In this case, less than 1% of the observations do not have an official event name, therefore, we will filter it.

stormdata<- stormdata %>% filter(!is.na(EVENT))

Results

To answer the question of which types of events (as indicated in the EVTYPE variable) are most harmful with respect to population health and economic consequences across the United States, we need to create a chart and visualize it.

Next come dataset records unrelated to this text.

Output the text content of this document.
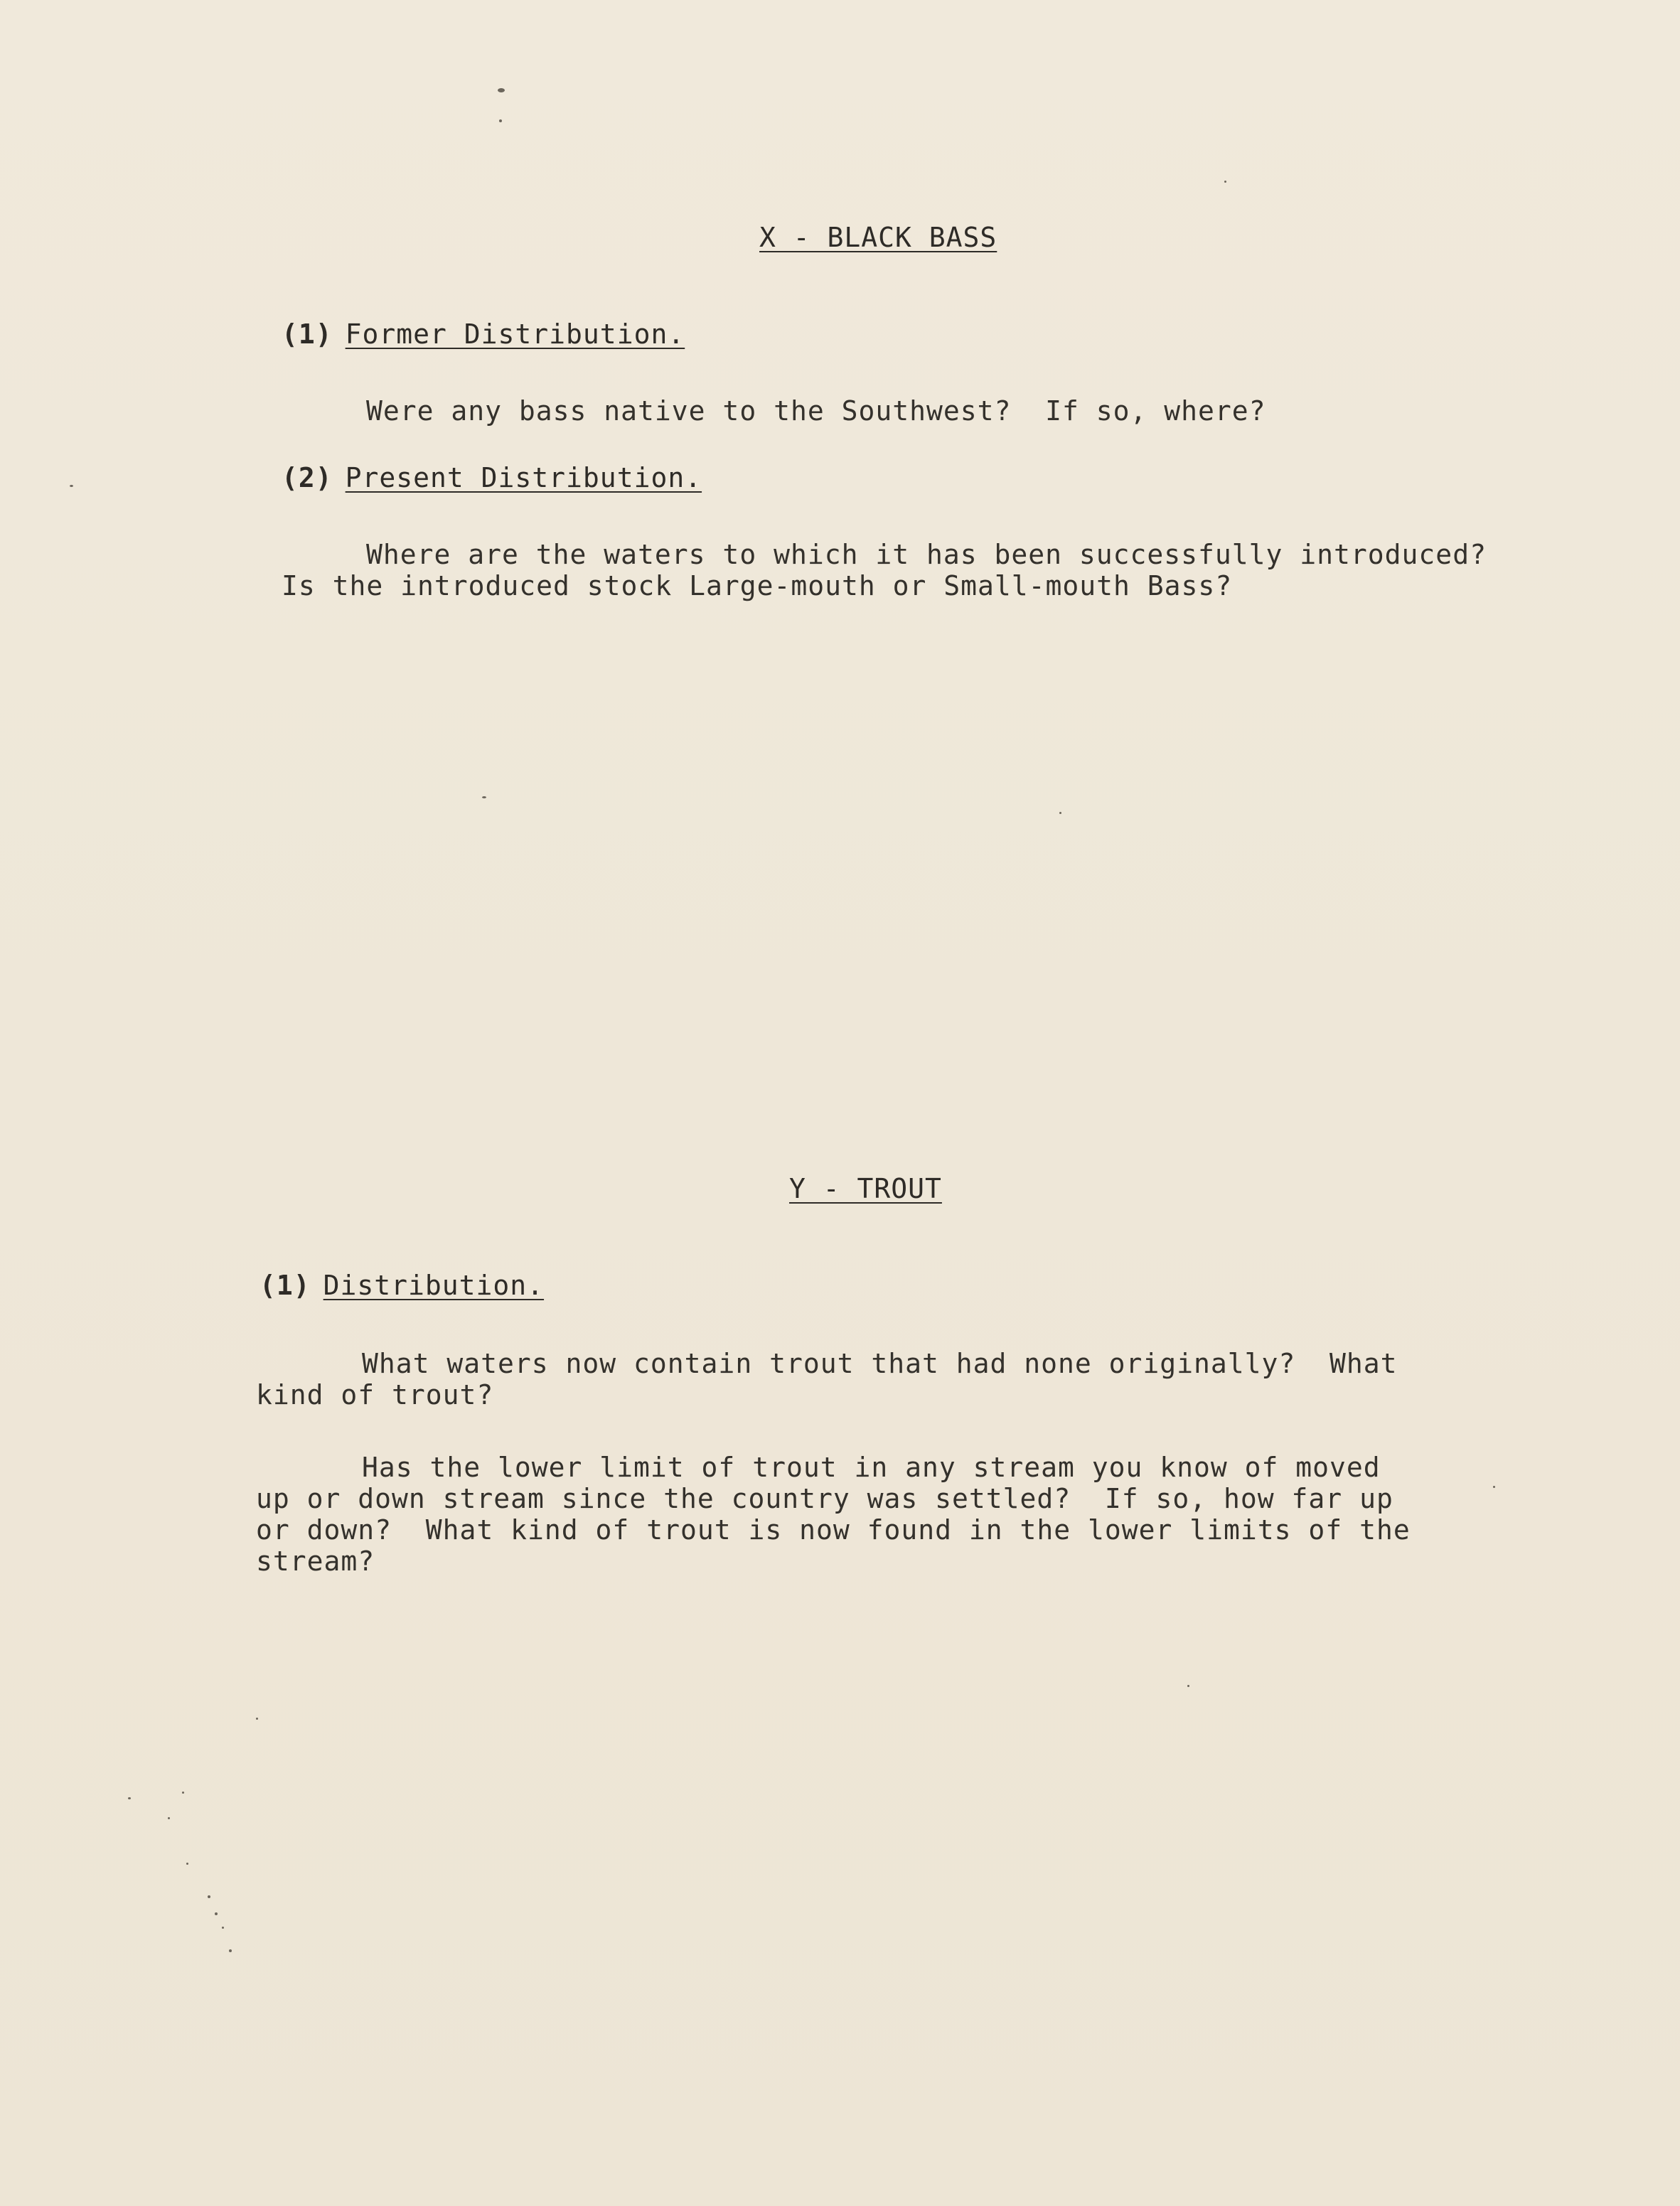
X - BLACK BASS
(1) Former Distribution.
Were any bass native to the Southwest?  If so, where?
(2) Present Distribution.
Where are the waters to which it has been successfully introduced?
Is the introduced stock Large-mouth or Small-mouth Bass?
Y - TROUT
(1) Distribution.
What waters now contain trout that had none originally?  What
kind of trout?
Has the lower limit of trout in any stream you know of moved
up or down stream since the country was settled?  If so, how far up
or down?  What kind of trout is now found in the lower limits of the
stream?
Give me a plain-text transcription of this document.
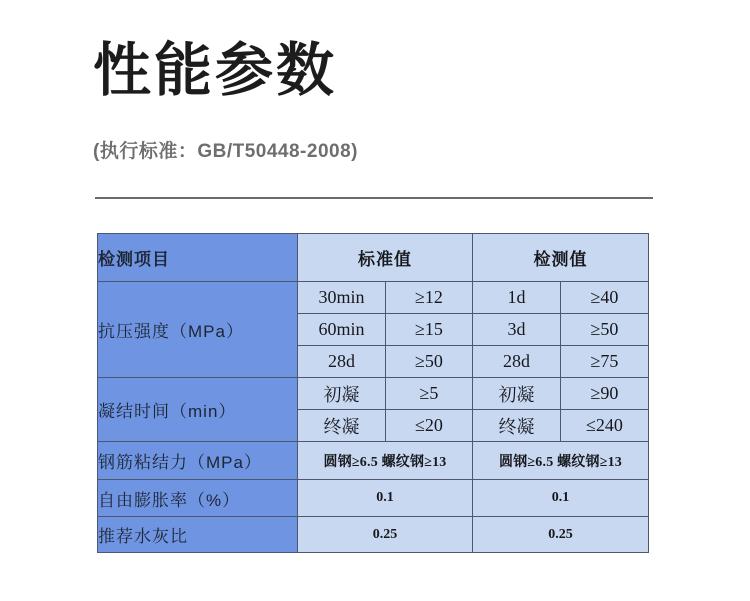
性能参数
(执行标准：GB/T50448-2008)
检测项目	标准值		检测值	
抗压强度（MPa）	30min	≥12	1d	≥40
	60min	≥15	3d	≥50
	28d	≥50	28d	≥75
凝结时间（min）	初凝	≥5	初凝	≥90
	终凝	≤20	终凝	≤240
钢筋粘结力（MPa）	圆钢≥6.5 螺纹钢≥13		圆钢≥6.5 螺纹钢≥13	
自由膨胀率（%）	0.1		0.1	
推荐水灰比	0.25		0.25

The first step is to manipulate the data to create a table with each event and the sum of the number of fatalities, the number of enjuries adn the economic damage.

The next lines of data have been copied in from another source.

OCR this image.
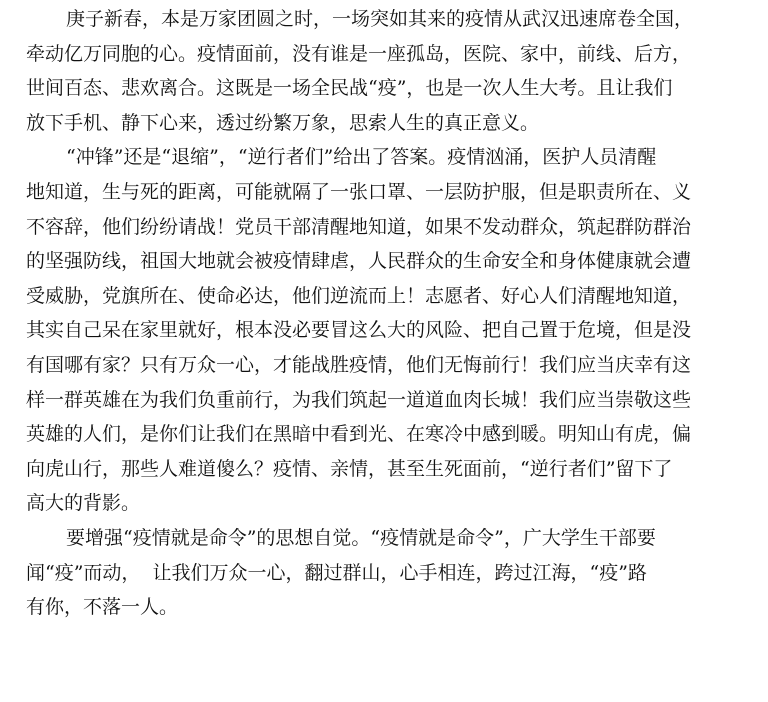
庚子新春，本是万家团圆之时，一场突如其来的疫情从武汉迅速席卷全国，
牵动亿万同胞的心。疫情面前，没有谁是一座孤岛，医院、家中，前线、后方，
世间百态、悲欢离合。这既是一场全民战“疫”，也是一次人生大考。且让我们
放下手机、静下心来，透过纷繁万象，思索人生的真正意义。
“冲锋”还是“退缩”，“逆行者们”给出了答案。疫情汹涌，医护人员清醒
地知道，生与死的距离，可能就隔了一张口罩、一层防护服，但是职责所在、义
不容辞，他们纷纷请战！党员干部清醒地知道，如果不发动群众，筑起群防群治
的坚强防线，祖国大地就会被疫情肆虐，人民群众的生命安全和身体健康就会遭
受威胁，党旗所在、使命必达，他们逆流而上！志愿者、好心人们清醒地知道，
其实自己呆在家里就好，根本没必要冒这么大的风险、把自己置于危境，但是没
有国哪有家？只有万众一心，才能战胜疫情，他们无悔前行！我们应当庆幸有这
样一群英雄在为我们负重前行，为我们筑起一道道血肉长城！我们应当崇敬这些
英雄的人们，是你们让我们在黑暗中看到光、在寒冷中感到暖。明知山有虎，偏
向虎山行，那些人难道傻么？疫情、亲情，甚至生死面前，“逆行者们”留下了
高大的背影。
要增强“疫情就是命令”的思想自觉。“疫情就是命令”，广大学生干部要
闻“疫”而动，  让我们万众一心，翻过群山，心手相连，跨过江海，“疫”路
有你，不落一人。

eventconseq<- stormdata %>% group_by(EVENT) %>%
               summarise(FATALITIES = sum(FATALITIES, na.rm=TRUE),INJURIES = sum(INJURIES, na.rm=TRUE), 
               ECONOMICDMG =      sum(totaldamage,na.rm=TRUE))

Population Health Damage

We only want the top 5 worst events in regards to fatalities, therefore, we sort the events by fatalities (descendent) and then we select the top 5 observations.

fatalities<-eventconseq %>% arrange(desc(FATALITIES))

library(ggplot2)

ggplot(fatalities[1:5,],aes(x=reorder(EVENT, FATALITIES), y=FATALITIES))+
  geom_col() +
  xlab("Weather event") +
  ylab("Fatalities") +
  ggtitle("Number of fatalities per weather event in the United State from 1996 to 2011") +
  geom_text(aes(label=FATALITIES), vjust=-0.2)

We do the same with the injuries, selecting the top 5 events.

injuries<-eventconseq %>% arrange(desc(INJURIES))

ggplot(injuries[1:5,],aes(x=reorder(EVENT, INJURIES), y=INJURIES))+
  geom_col() +
  xlab("Weather event") +
  ylab("Injuries") +
  ggtitle("Number of injuries per weather event in the United State from 1996 to 2011") +
  geom_text(aes(label=INJURIES), vjust=-0.2)

The event that cause more fatalities is the excessive heat, following closely by the tornado, however, in regards to injuries tornados cause much more damage than the others. If we consider the two factors, we can conclude that tornados are the most harmful with respect to population health.

Economic Damage

We repeat the process with the ecnomic damages, selecting the top 5 events and then do the graph.

economic<-eventconseq %>% mutate(ECONOMICDMG = round(ECONOMICDMG/1000000000))  %>%
  arrange(desc(ECONOMICDMG))

ggplot(economic[1:5,],aes(x=reorder(EVENT, ECONOMICDMG), y=ECONOMICDMG))+
  geom_col() +
  xlab("Weather event") +
  ylab("Economic Consequences [Bn USD]") +
  ggtitle("Economic consequences per weather event in the US from 1996 to 2011") +
  geom_text(aes(label=ECONOMICDMG), vjust=-0.2)

The event that have the greatest economic consequences is the flood.